There’s a team of students at The University of Alabama who have won multiple national titles in recent years and perform at a high level. This team doesn’t play football, though. It creates and competes with robots.
Alabama Astrobotics won its third national title at a NASA robotics contest in 2016, the second championship in a row. In fact, in the contest’s seven years, the team from the University is the only team to win it more than once.
“Our successes are the result of having talented, dedicated students who recognize the value of hard work and who are not afraid to put in the hours necessary to be successful,” said Dr. Kenneth Ricks, UA associate professor of electrical and computer engineering and team adviser. “Our students understand the commitment required, and they have demonstrated they are willing to do the work.”
Made up of students from across engineering disciplines, computer science and other areas of campus, along with students from Shelton State Community College, Alabama Astrobotics bested student teams from 45 other institutions in the challenge to build a robot capable of navigating and excavating simulated Martian soil at the 2016 NASA Robotic Mining Competition at Kennedy Space Center.
Robots are judged not only on how much simulated soil they can dig and deposit into bins but also on their ability to operate on their own, or autonomously. The robots are also judged on size and weight, and Alabama Astrobotics built a robot that performed well in all three areas. The team placed first in the categories of mining, autonomy and technical presentation.
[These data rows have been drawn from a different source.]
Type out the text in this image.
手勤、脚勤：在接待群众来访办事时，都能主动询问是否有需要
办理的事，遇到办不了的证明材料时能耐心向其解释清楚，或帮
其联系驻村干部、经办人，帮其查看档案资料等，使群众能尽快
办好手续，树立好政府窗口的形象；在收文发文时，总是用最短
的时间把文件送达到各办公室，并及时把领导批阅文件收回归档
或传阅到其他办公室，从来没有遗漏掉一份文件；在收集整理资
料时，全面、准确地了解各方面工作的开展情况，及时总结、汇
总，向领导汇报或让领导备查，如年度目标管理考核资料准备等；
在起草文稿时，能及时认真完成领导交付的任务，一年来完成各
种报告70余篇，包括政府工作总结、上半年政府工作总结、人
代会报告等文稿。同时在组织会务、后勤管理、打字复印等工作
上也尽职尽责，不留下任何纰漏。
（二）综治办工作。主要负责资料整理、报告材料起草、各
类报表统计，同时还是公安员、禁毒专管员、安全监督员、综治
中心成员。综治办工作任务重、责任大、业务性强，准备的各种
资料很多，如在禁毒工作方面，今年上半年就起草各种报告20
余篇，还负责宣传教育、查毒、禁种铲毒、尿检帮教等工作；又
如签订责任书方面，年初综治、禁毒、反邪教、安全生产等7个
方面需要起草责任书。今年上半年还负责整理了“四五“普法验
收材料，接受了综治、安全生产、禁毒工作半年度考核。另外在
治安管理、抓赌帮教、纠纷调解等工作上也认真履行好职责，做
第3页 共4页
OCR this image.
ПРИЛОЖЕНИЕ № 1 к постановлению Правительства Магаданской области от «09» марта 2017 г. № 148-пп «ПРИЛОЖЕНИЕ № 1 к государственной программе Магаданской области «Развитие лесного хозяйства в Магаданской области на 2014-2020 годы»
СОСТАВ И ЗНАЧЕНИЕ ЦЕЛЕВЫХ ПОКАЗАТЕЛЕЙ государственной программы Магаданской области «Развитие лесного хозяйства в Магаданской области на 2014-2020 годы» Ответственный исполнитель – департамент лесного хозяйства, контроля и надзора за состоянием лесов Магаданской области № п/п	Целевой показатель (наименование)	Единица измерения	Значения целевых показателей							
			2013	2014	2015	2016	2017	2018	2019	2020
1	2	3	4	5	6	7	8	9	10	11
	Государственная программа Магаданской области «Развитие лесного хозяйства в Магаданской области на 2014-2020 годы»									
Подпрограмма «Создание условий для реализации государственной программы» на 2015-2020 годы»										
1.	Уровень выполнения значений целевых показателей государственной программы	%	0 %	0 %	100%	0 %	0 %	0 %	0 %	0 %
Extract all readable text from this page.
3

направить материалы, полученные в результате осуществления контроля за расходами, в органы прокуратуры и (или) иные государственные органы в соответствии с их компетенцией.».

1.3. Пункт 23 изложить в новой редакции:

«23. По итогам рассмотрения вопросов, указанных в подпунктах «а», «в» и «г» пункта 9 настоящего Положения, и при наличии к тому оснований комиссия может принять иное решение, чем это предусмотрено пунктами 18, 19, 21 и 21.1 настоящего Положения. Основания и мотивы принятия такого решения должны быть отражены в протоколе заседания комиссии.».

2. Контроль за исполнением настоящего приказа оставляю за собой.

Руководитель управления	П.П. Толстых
“Every year the level of competition improves across the board,” Ricks said. “What separated the UA robot from the others is that it performed well in all three areas: digging and collecting; robot mass; and autonomy. That combination was unequaled by the competition.”
Even with the success in the mining competition, the team was not finished with NASA contests. The team turned its attention to a different NASA challenge, the Sample Return Robot Challenge. Both contests required the students to build robots capable of collecting samples from the ground. Team members said the overlap between the contests improved both robots they built over the past year.
“There were members of the team who wanted a new problem to solve, so tackling Sample Return has given us that opportunity,” said Caleb Leslie, a graduate student in electrical and computer engineering who served as team lead for Alabama Astrobotics at the time.
In the mining contest, robots can be controlled by human operators, although UA’s team was the only one to complete the challenge with a self-guided robot. In Sample Return, robots are required to operate on their own to locate and retrieve specific sample types from locations over a wide and varied terrain and return those samples to a designated zone within two hours with limited mapping data.
Leslie said the contest takes place over an area roughly the size of UA’s Quad, and the samples the robots have to collect range from colored rocks to metallic objects.
“It’s just an entirely different problem,” he said. “You learn little pieces between each one that contribute to the other, but the biggest carry over are some of our localization algorithms and the way we can see our environment and move around.”
The contest is divided into two levels. In June 2016, Alabama Astrobotics became the first team in the five-year history of the challenge to successfully advance to Level 2 on its first try. The team’s robot also completed the challenge the fastest, clocking in at 6 minutes and 15 seconds.
Only five of the 18 teams, comprised of citizen inventors, university teams, families and small businesses, who competed in the challenge last year advanced to the final round. Only seven teams ever made it to Level 2 in the contest’s history, including the UA students.
The team did not win the contest, but Joe Kabalin, a senior in mechanical engineering from Cincinnati, Ohio, and team lead for Alabama Astrobotics this year, said the lessons provided were invaluable.
“We are learning every day how to do new things,” Kabalin said. “We take what we learn in class and apply it in a practical way.”